リハビリ病院のソーシャルワーカーからは、寝たきりでも受け入れてもらえる施設を紹介された。それは原田が医師として働く場ではなく、寝たきりでの生活を送る場としての紹介だった。何より、妻のみつるでさえそれを想定していたという。
「脊損と聞いた時点で、2つのことを覚悟しました。1つは、子どもたちを育てるためには私が働かなければならない、ということ。2つ目は、私には主人の面倒は見られないので、施設に入ってもらう、ということ。特に2つ目の覚悟は、妻として“冷たい”と思われるかもしれないし、我ながらドライな判断だとは思いました。もし私が看護師でなければ、すべてを捨てて献身的に看病しようとしたかもしれないし、奇跡が起きるように祈ったかもしれない。でも看護師として、医療者の目で主人の状況を見れば、それが無理なことは明白です。もし私が主人の立場だったら、一緒になって悲しんでほしいとは思わないはず。私はドライに考えようと決めました」
親友との再会
高志リハビリテーション病院で、2010年6月5日まで機能回復訓練を行った原田は、元の勤務先である飛騨市民病院に転院する。
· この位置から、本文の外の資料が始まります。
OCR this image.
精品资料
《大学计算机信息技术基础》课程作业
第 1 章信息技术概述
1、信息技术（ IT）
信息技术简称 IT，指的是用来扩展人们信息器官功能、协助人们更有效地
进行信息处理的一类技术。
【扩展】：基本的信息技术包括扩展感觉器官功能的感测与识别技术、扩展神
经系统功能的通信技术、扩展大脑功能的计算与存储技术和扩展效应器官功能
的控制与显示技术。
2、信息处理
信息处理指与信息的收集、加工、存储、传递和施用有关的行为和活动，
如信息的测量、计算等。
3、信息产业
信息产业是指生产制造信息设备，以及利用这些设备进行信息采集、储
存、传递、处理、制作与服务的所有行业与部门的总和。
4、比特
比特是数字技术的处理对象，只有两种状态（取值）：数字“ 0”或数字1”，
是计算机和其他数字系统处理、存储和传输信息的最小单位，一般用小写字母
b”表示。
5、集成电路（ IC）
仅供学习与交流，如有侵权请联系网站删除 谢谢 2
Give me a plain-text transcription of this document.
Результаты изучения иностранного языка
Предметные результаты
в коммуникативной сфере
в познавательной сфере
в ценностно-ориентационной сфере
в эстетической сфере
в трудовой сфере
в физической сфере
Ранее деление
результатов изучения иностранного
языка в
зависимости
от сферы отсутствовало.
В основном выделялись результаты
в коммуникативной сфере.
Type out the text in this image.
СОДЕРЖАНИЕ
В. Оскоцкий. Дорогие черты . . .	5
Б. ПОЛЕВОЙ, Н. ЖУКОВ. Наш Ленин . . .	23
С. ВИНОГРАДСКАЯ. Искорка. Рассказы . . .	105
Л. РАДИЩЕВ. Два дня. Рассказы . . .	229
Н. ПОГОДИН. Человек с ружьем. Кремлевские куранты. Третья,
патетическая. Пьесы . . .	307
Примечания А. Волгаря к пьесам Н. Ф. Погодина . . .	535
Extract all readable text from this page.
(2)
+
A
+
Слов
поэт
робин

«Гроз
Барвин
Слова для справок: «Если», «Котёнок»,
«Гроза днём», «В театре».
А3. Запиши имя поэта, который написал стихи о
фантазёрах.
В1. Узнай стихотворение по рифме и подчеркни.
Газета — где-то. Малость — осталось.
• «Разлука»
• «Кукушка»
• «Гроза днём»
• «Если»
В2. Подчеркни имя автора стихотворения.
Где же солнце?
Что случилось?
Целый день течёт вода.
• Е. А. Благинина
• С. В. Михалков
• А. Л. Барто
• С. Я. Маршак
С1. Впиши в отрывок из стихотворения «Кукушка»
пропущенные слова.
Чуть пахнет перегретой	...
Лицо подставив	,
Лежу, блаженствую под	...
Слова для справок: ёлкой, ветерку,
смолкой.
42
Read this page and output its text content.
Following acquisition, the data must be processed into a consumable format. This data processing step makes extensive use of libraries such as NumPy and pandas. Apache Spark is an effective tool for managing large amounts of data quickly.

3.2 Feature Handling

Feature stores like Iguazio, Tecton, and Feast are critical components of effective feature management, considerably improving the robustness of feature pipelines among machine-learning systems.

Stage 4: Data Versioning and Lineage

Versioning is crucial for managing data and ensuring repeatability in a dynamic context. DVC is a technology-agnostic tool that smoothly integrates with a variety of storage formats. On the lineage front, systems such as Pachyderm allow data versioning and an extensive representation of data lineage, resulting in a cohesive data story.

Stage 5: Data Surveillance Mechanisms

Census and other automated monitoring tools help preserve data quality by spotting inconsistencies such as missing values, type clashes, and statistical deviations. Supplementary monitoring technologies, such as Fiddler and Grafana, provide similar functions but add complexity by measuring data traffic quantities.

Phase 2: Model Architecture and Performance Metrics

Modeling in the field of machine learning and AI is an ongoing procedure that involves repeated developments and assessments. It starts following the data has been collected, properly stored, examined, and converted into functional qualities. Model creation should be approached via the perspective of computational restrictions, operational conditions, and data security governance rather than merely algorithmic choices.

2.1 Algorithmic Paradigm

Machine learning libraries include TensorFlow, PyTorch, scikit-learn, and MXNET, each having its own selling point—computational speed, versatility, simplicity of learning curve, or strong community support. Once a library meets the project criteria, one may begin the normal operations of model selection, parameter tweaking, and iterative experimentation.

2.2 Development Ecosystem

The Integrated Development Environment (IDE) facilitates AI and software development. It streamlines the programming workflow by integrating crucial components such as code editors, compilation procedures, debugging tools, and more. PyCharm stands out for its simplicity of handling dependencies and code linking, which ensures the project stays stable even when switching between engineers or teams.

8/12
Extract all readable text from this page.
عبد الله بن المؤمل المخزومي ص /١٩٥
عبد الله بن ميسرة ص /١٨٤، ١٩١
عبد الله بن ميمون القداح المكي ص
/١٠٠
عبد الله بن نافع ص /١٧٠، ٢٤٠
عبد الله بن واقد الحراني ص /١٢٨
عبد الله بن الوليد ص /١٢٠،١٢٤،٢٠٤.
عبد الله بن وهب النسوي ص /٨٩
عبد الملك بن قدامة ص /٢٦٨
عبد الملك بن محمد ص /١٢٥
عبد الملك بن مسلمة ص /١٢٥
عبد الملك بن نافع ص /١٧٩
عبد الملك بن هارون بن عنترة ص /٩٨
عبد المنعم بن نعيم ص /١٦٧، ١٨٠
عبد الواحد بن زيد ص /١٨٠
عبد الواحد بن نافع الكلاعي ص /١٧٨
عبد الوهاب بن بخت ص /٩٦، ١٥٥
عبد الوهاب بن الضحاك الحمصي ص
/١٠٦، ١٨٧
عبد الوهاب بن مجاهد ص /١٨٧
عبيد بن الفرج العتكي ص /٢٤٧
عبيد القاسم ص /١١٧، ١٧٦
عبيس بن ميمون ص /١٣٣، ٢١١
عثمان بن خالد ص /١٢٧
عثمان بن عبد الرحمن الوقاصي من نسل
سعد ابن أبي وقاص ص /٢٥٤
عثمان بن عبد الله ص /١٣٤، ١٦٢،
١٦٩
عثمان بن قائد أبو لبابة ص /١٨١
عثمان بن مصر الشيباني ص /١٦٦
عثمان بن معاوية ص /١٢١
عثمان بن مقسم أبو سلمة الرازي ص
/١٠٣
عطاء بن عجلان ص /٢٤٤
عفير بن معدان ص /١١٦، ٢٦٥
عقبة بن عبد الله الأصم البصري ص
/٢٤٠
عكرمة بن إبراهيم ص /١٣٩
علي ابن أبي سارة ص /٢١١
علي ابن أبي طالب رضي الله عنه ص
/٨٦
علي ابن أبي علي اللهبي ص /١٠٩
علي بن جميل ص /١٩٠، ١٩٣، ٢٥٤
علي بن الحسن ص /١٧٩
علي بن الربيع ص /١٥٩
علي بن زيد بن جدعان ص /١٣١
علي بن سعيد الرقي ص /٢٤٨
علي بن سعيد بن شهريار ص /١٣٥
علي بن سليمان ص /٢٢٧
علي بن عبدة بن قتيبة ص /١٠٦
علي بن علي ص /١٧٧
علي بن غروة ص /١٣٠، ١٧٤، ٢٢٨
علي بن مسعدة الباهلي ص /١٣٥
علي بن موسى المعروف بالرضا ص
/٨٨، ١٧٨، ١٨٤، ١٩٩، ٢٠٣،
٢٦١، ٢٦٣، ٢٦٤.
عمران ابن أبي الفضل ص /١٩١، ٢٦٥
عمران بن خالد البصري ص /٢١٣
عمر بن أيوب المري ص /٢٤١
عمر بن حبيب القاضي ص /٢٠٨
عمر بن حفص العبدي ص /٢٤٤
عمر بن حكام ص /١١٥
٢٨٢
飛騨に移ってからもリハビリは続けたが、病院には在院期間の制限があり、いつまでも入院してはいられない。まして飛騨市民病院は急性期病院であり、原田はこの病院が本来対象とする患者ではないのだ。
そんなある日、1人の男が病室を訪ねてきた。中学時代からの親友、糸田昌隆だった。
高校卒業後は岐阜歯科大学(現・朝日大学歯学部)に進んだ糸田。大学卒業後は大阪府下の歯科開業医院に入職する。しかし、小児の噛み合わせ治療の技術を身に付けたいとの思いから大阪歯科大学に入局。そこからの派遣歯科医として大阪府大東市にある「わかくさ竜間リハビリテーション病院」で嚥下機能や咀嚼そしやく機能のリハビリに取り組んでいたのだ。
2人と中学高校で同級生の立石裕明が、たまたま同窓会の連絡で原田の自宅に電話をしたことで、妻のみつるから原田のケガと入院生活を知らされた。立石からその知らせを受けた糸田は大いに驚いた。